Baltasar Garzón Real
Publicada el 03/10/2020 a las 06:00

Lo ocurrido en Madrid a cuenta de la gestión sanitaria y los rifirrafes políticos entre el Gobierno autonómico y el central ha sido esperpéntico e incomprensible. Seis meses después de que se declarase la pandemia y con cerca de 32.000 muertos a nuestras espaldas, es imposible explicar a los ciudadanos por qué los políticos no son capaces de llegar a un acuerdo, pero todavía es peor justificar el bochornoso espectáculo al que hemos asistido.

La Comunidad de Madrid se ha especializado en alcanzar acuerdos sanitarios con el Gobierno y hacerlos saltar por los aires a los dos días. Lo hizo tras la reunión de Ayuso con Sánchez y lo volvió a hacer el pasado miércoles después de haber llegado a un preacuerdo con Sanidad y reventarlo posteriormente, votando en contra a las 24 horas, junto con Andalucía, Galicia, Murcia y Cataluña, además de Ceuta.

Madrid da una de cal y otra de arena.
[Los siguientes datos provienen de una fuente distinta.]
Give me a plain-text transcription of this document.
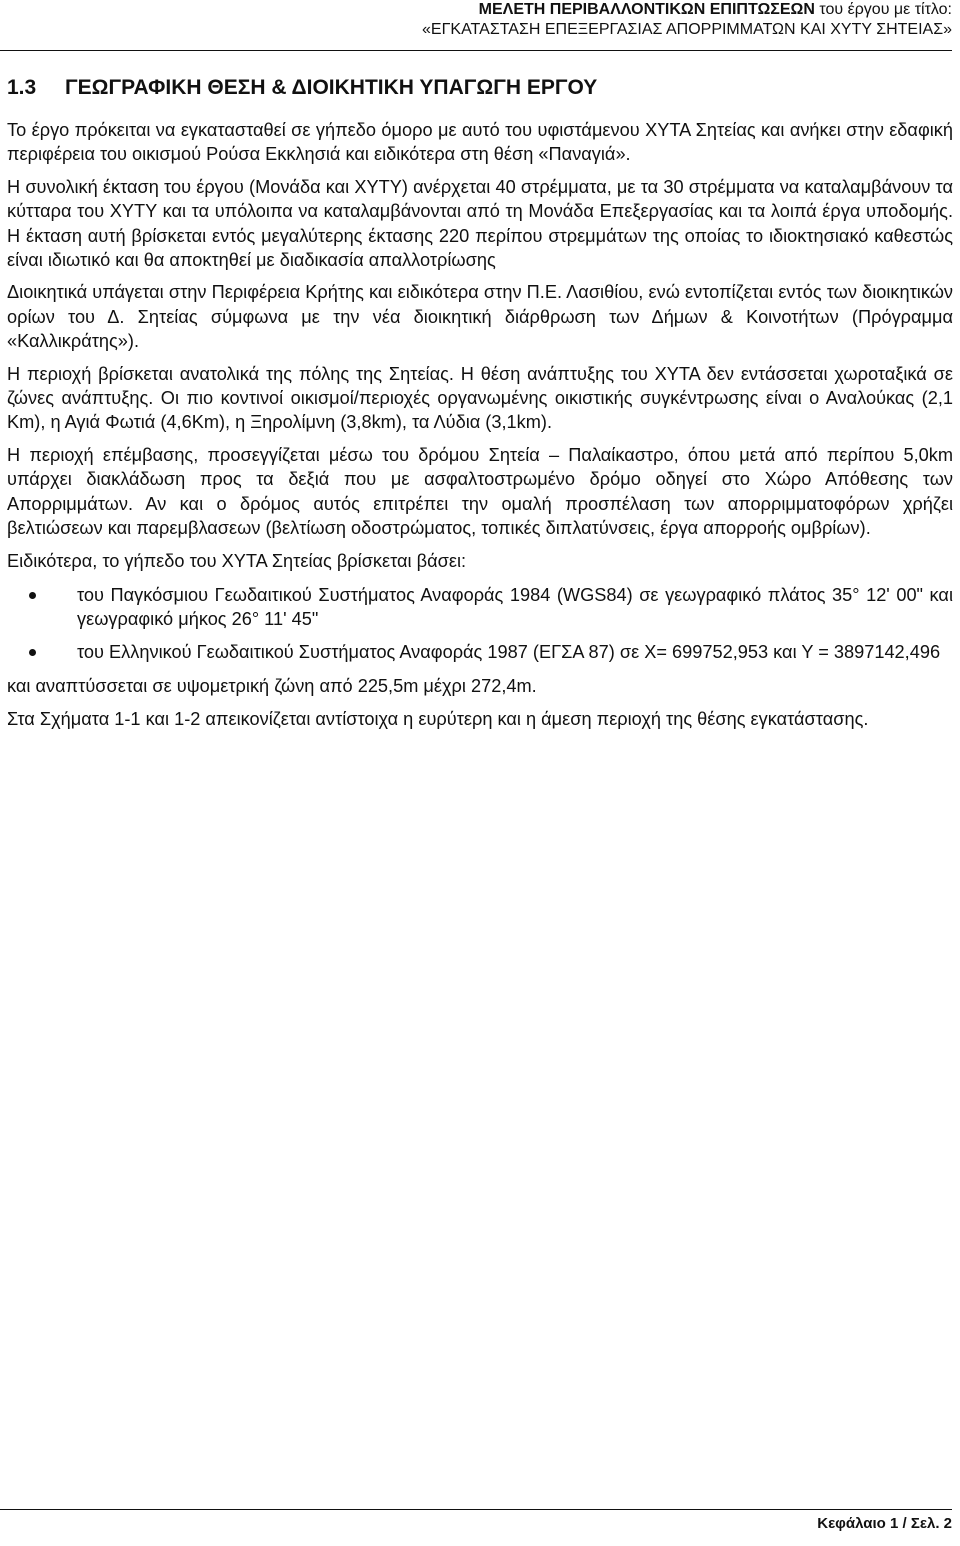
ΜΕΛΕΤΗ ΠΕΡΙΒΑΛΛΟΝΤΙΚΩΝ ΕΠΙΠΤΩΣΕΩΝ του έργου με τίτλο:
«ΕΓΚΑΤΑΣΤΑΣΗ ΕΠΕΞΕΡΓΑΣΙΑΣ ΑΠΟΡΡΙΜΜΑΤΩΝ ΚΑΙ ΧΥΤΥ ΣΗΤΕΙΑΣ»
1.3 ΓΕΩΓΡΑΦΙΚΗ ΘΕΣΗ & ΔΙΟΙΚΗΤΙΚΗ ΥΠΑΓΩΓΗ ΕΡΓΟΥ

Το έργο πρόκειται να εγκατασταθεί σε γήπεδο όμορο με αυτό του υφιστάμενου ΧΥΤΑ Σητείας και ανήκει στην εδαφική περιφέρεια του οικισμού Ρούσα Εκκλησιά και ειδικότερα στη θέση «Παναγιά».

Η συνολική έκταση του έργου (Μονάδα και ΧΥΤΥ) ανέρχεται 40 στρέμματα, με τα 30 στρέμματα να καταλαμβάνουν τα κύτταρα του ΧΥΤΥ και τα υπόλοιπα να καταλαμβάνονται από τη Μονάδα Επεξεργασίας και τα λοιπά έργα υποδομής. Η έκταση αυτή βρίσκεται εντός μεγαλύτερης έκτασης 220 περίπου στρεμμάτων της οποίας το ιδιοκτησιακό καθεστώς είναι ιδιωτικό και θα αποκτηθεί με διαδικασία απαλλοτρίωσης

Διοικητικά υπάγεται στην Περιφέρεια Κρήτης και ειδικότερα στην Π.Ε. Λασιθίου, ενώ εντοπίζεται εντός των διοικητικών ορίων του Δ. Σητείας σύμφωνα με την νέα διοικητική διάρθρωση των Δήμων & Κοινοτήτων (Πρόγραμμα «Καλλικράτης»).

Η περιοχή βρίσκεται ανατολικά της πόλης της Σητείας. Η θέση ανάπτυξης του ΧΥΤΑ δεν εντάσσεται χωροταξικά σε ζώνες ανάπτυξης. Οι πιο κοντινοί οικισμοί/περιοχές οργανωμένης οικιστικής συγκέντρωσης είναι ο Αναλούκας (2,1 Km), η Αγιά Φωτιά (4,6Km), η Ξηρολίμνη (3,8km), τα Λύδια (3,1km).

Η περιοχή επέμβασης, προσεγγίζεται μέσω του δρόμου Σητεία – Παλαίκαστρο, όπου μετά από περίπου 5,0km υπάρχει διακλάδωση προς τα δεξιά που με ασφαλτοστρωμένο δρόμο οδηγεί στο Χώρο Απόθεσης των Απορριμμάτων. Αν και ο δρόμος αυτός επιτρέπει την ομαλή προσπέλαση των απορριμματοφόρων χρήζει βελτιώσεων και παρεμβλασεων (βελτίωση οδοστρώματος, τοπικές διπλατύνσεις, έργα απορροής ομβρίων).

Ειδικότερα, το γήπεδο του ΧΥΤΑ Σητείας βρίσκεται βάσει:

του Παγκόσμιου Γεωδαιτικού Συστήματος Αναφοράς 1984 (WGS84) σε γεωγραφικό πλάτος 35° 12' 00" και γεωγραφικό μήκος 26° 11' 45"
του Ελληνικού Γεωδαιτικού Συστήματος Αναφοράς 1987 (ΕΓΣΑ 87) σε Χ= 699752,953 και Υ = 3897142,496

και αναπτύσσεται σε υψομετρική ζώνη από 225,5m μέχρι 272,4m.

Στα Σχήματα 1-1 και 1-2 απεικονίζεται αντίστοιχα η ευρύτερη και η άμεση περιοχή της θέσης εγκατάστασης.

Κεφάλαιο 1 / Σελ. 2
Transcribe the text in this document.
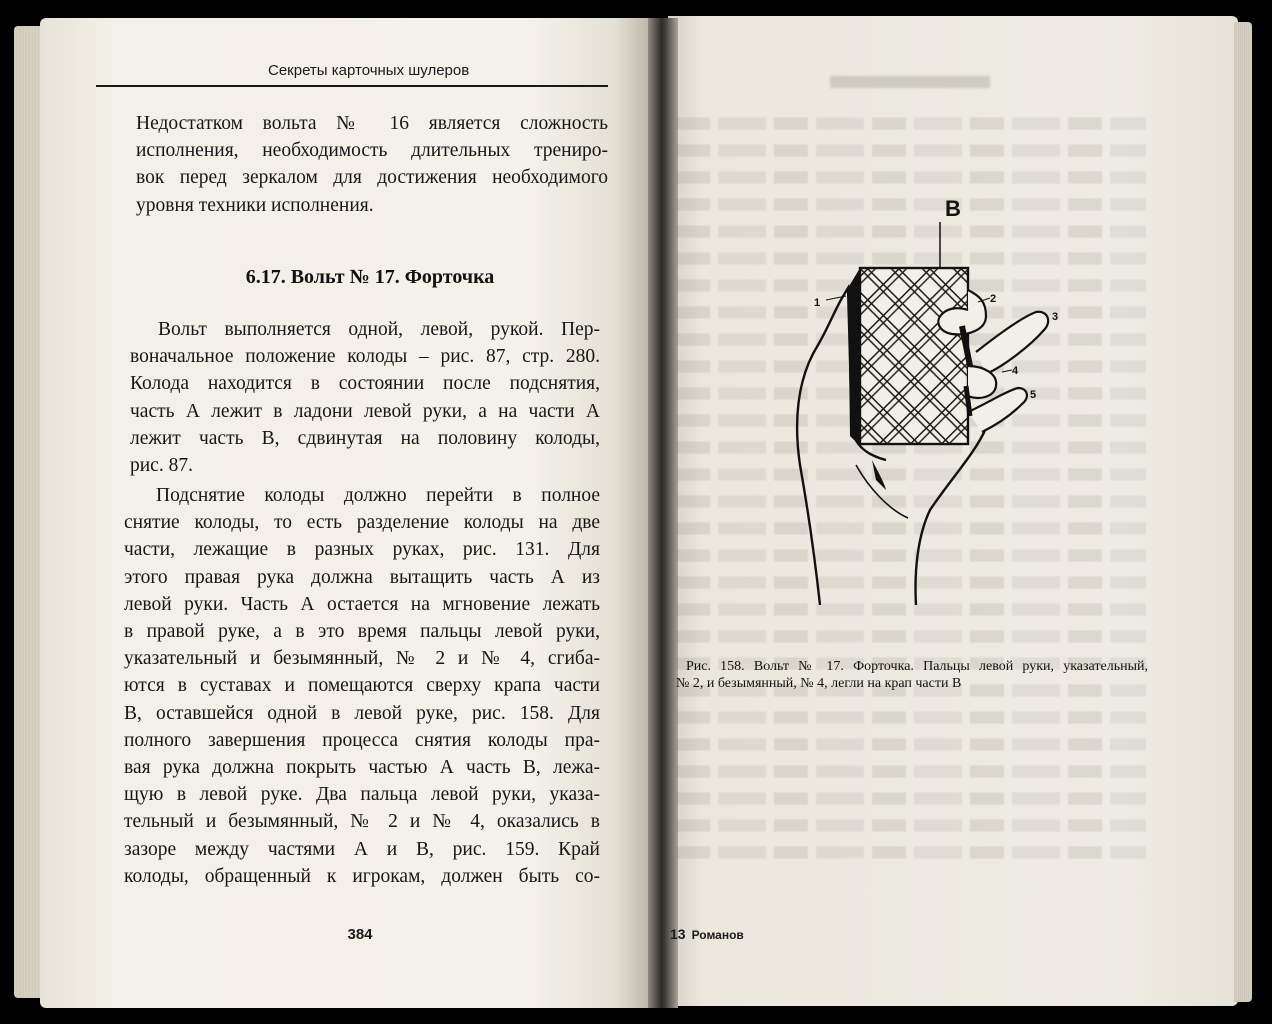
Секреты карточных шулеров
Недостатком вольта № 16 является сложность
исполнения, необходимость длительных трениро-
вок перед зеркалом для достижения необходимого
уровня техники исполнения.
6.17. Вольт № 17. Форточка
Вольт выполняется одной, левой, рукой. Пер-
воначальное положение колоды – рис. 87, стр. 280.
Колода находится в состоянии после подснятия,
часть А лежит в ладони левой руки, а на части А
лежит часть В, сдвинутая на половину колоды,
рис. 87.
Подснятие колоды должно перейти в полное
снятие колоды, то есть разделение колоды на две
части, лежащие в разных руках, рис. 131. Для
этого правая рука должна вытащить часть А из
левой руки. Часть А остается на мгновение лежать
в правой руке, а в это время пальцы левой руки,
указательный и безымянный, № 2 и № 4, сгиба-
ются в суставах и помещаются сверху крапа части
В, оставшейся одной в левой руке, рис. 158. Для
полного завершения процесса снятия колоды пра-
вая рука должна покрыть частью А часть В, лежа-
щую в левой руке. Два пальца левой руки, указа-
тельный и безымянный, № 2 и № 4, оказались в
зазоре между частями А и В, рис. 159. Край
колоды, обращенный к игрокам, должен быть со-
384
1	2
3
4
5
B
Рис. 158. Вольт № 17. Форточка. Пальцы левой руки, указательный,
№ 2, и безымянный, № 4, легли на крап части В
13 Романов
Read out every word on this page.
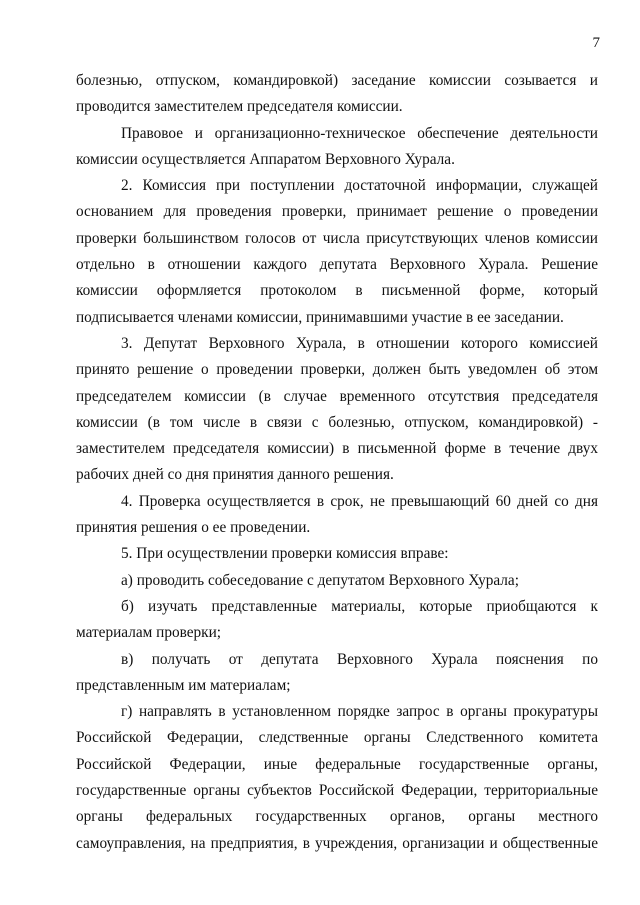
7

болезнью, отпуском, командировкой) заседание комиссии созывается и проводится заместителем председателя комиссии.

Правовое и организационно-техническое обеспечение деятельности комиссии осуществляется Аппаратом Верховного Хурала.

2. Комиссия при поступлении достаточной информации, служащей основанием для проведения проверки, принимает решение о проведении проверки большинством голосов от числа присутствующих членов комиссии отдельно в отношении каждого депутата Верховного Хурала. Решение комиссии оформляется протоколом в письменной форме, который подписывается членами комиссии, принимавшими участие в ее заседании.

3. Депутат Верховного Хурала, в отношении которого комиссией принято решение о проведении проверки, должен быть уведомлен об этом председателем комиссии (в случае временного отсутствия председателя комиссии (в том числе в связи с болезнью, отпуском, командировкой) - заместителем председателя комиссии) в письменной форме в течение двух рабочих дней со дня принятия данного решения.

4. Проверка осуществляется в срок, не превышающий 60 дней со дня принятия решения о ее проведении.

5. При осуществлении проверки комиссия вправе:

а) проводить собеседование с депутатом Верховного Хурала;

б) изучать представленные материалы, которые приобщаются к материалам проверки;

в) получать от депутата Верховного Хурала пояснения по представленным им материалам;

г) направлять в установленном порядке запрос в органы прокуратуры Российской Федерации, следственные органы Следственного комитета Российской Федерации, иные федеральные государственные органы, государственные органы субъектов Российской Федерации, территориальные органы федеральных государственных органов, органы местного самоуправления, на предприятия, в учреждения, организации и общественные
Se dice y se desdice. Juega con los datos para justificar su disconformidad con el Ministerio de Sanidad en su intención de confinar. Ayuso juega al despiste y lo peor de todo es que el PP le está dando cancha. El virus mata, la mala gestión política también. Ayuso exigió la imposición de criterios comunes para aceptar el texto y, cuando Sanidad cedió, la presidenta dio la espalda al Ministerio y miró de reojo al vicepresidente Aguado, acusándole de preparar una emboscada para hacerse con la Comunidad. ¿A qué estamos jugando? ¿Aún no se han enterado de que la gente se muere? Es una falta de respeto a la ciudadanía y un chuleo al Ministerio. Pero no ha sido la primera vez.

La semana pasada tuvo lugar la cumbre con el presidente del Gobierno, Pedro Sánchez. Tras ella se anunció que ambos estaban dispuestos a que sus políticas convivieran —o se sucedieran— para amortiguar el impacto de la segunda ola del covid 19 en la Comunidad de Madrid. Ambos nos hicieron ver que estaban juntos y que creían que una crisis como la de marzo sería imperdonable y provocaría arenas movedizas capaces de engullir a cualquier Gobierno, autonómico o nacional. Con un número de infectados que crecía exponencialmente, parecían haber enterrado el hacha de guerra y optado por la elección más inteligente para salvar sus respectivos pellejos. Pero nada en Madrid es seguro y se podía producir un cambio en cualquier momento… y cambió: 48 horas después, todo saltó por los aires.

Ese punto de desvarío…

La situación sanitaria es tan preocupante que cada encuentro político o de responsables de salud puede alterar notablemente el modus vivendi de los ciudadanos. A ello, a esta inmediatez que condiciona el quehacer diario, se une la desinformación y la confusión ciudadana a la que contribuye el estilo particular de la presidenta, con oratoria propia. Sus intervenciones no tienen parangón, exhiben un marchamo de inteligencia por encima de la cual no salen. Una especie de control de calidad a la inversa, como aquello de "cuanto peor, mejor para todos". Ese punto de desvarío que le deja a uno descolocado, atónito, al percatarse de que su interlocutor alcanza tal grado de extravagancia y atrevimiento que lleva a la vergüenza ajena.

A pesar de los intentos de Casado por dar jabón a la presidenta de Madrid, algunos barones del PP ya manifiestan en privado que Díaz Ayuso empieza a ser un problema para el partido y esperan que corra la misma suerte que Cayetana. No están dispuestos a que sus ridículas intervenciones públicas se conviertan en la nueva marca de la formación y que el merchandising del principal partido de la oposición recoja frases del estilo "Madrid es España dentro de España" o "Madrid, ¿qué es, si no es España?".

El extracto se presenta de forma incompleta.